门口,林微风抱着胳膊,懒懒地倚在门框上,一条腿随意地搭在另一条前面,看着父母像两个大孩子一样忙活。
她没出声,只把笑意悄悄挂在嘴角。
林海东余光扫到女儿,清清嗓子,正经得像在汇报工作:“闺女回来了。”
谷成秀回头,手里还攥着一只红枕头,语气半是埋怨半是欢喜:“我还以为你爸赶不上除夕呢,所以没提前换被褥。结果这人——”她嗔了丈夫一眼,“晚上七点突然进门,吓我一跳。”
林微风的目光掠过父亲的手臂、肩背,确认他动作利落、没有新伤,才彻底放心。
她挑眉,看向那团热烈的红色:“这么艳,会不会太张扬了?”
林海东把被套高高扬起,像展开一面胜利的旗帜:“你妈今年五十,逢十大庆,当然要红得理直气壮。”
话音落下,红云般的床单铺陈开来,一室都是新年的喜气。
林微风笑着回了房,把包挂在衣帽架上,利索地脱下外套,“簌”地落在椅背。
谷成秀的声音从隔壁追过来:“哦对了,微风——”
“哎?”
“帮妈妈瞧瞧桌上那瓶牡丹花果。
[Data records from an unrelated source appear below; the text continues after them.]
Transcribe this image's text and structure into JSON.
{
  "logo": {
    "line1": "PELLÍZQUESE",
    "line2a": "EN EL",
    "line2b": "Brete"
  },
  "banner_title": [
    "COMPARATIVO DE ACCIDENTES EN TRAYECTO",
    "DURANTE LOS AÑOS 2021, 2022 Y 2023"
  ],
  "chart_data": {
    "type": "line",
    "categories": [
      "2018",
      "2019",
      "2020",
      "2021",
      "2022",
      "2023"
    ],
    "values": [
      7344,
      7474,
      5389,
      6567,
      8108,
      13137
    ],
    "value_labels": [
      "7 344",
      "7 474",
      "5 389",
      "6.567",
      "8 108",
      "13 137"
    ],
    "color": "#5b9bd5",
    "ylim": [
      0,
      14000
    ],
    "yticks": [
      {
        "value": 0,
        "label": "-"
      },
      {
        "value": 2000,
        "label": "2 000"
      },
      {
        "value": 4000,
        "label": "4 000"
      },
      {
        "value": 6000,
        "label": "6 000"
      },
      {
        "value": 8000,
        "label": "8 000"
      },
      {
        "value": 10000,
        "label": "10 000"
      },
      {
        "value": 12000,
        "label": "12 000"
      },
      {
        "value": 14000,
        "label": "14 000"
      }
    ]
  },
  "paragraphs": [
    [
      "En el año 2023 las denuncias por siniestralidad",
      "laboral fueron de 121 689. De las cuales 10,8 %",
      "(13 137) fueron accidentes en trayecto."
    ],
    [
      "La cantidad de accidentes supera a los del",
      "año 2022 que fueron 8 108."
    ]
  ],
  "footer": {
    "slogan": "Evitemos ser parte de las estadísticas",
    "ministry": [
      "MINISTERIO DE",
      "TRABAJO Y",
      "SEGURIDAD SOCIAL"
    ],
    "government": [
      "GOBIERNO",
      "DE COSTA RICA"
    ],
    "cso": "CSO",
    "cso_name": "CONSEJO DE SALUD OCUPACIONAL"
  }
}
我眼神儿不好,你看看是不是买到假货了?以前都买京江‘发朵’,今天路边小超市随手抓的,产地好像不对。”
林微风趿着拖鞋出去,玻璃瓶刚入手就看乐了。
这哪里是“发朵”,这明明是“发杂”。
标签上赫然印着的“发杂”,还故意做成与“发朵”九成相似的模样。
“妈,是错了。”她扬声,“哪家店买的?”
“就新开那家。过年嘛,老张超市关门,我图个近。”
林微风把瓶子倒扣在掌心,目光蹭过标注产地的那行小字。
确实不是京江本地的。
林微风说:“我去问问,正好要点赔偿做压岁钱。”
她脚步轻快地旋下楼梯,拐过转角时,一个念头倏地闪进来——
京江那家“发朵”公司,不正是江三路叔叔开的吗?
她的手伸进口袋,摸到手机,正想先搜个大概,视线却被楼梯口那道颀长的身影牢牢抓住。
江誉侧身倚在香樟树旁,正低头听电话。
他还没走。
“回的,一会儿就回。”
他声音低,带着夜色的颗粒感。
“不用准备夜宵,我吃过了。”
“嗯,是的,是和女朋友一起吃的。”
听筒里隐约飘出长辈的絮叨,他专心应着。
“女朋友……”他忽然拖长了音,像在斟酌一个极郑重的措辞,“哪能过年就带回来。”
尾音里藏着一点笑,又掺着几分无奈。
“不是感情的问题。”
“是我不想这么随意。”
……
电话落下,江誉在下一秒微微转身,目光越过昏黄的灯泡,准确无误地捉住林微风。
他微带讶异地挪步,穿过薄薄的寒雾,与她相遇。
“怎么没走?”林微风问。
江誉说:“接了个电话。”
“仅此而已?”
他低笑,目光掠过五楼的阳台,“也想看看某人会不会在阳台和楼下的人,腻歪一下。”
“还挺懂,”林微风把碎发别到耳后,尾音扬起,“那没得到满足咯?”
江誉牵起她的手,“现在满足了。”
林微风没吭声,看见他目光执执地看着自己,也看见他似乎豁然开朗了几分。
不知道他暗自想通了什么。
林微风问他:“你冷吗?”
“不冷。”
“要不要上去坐坐,我去办点事。”
“不了,你不在,我不去,”江誉注意到她手里攥着一只玻璃瓶,顿了顿,顺着问,“怎么下来了。”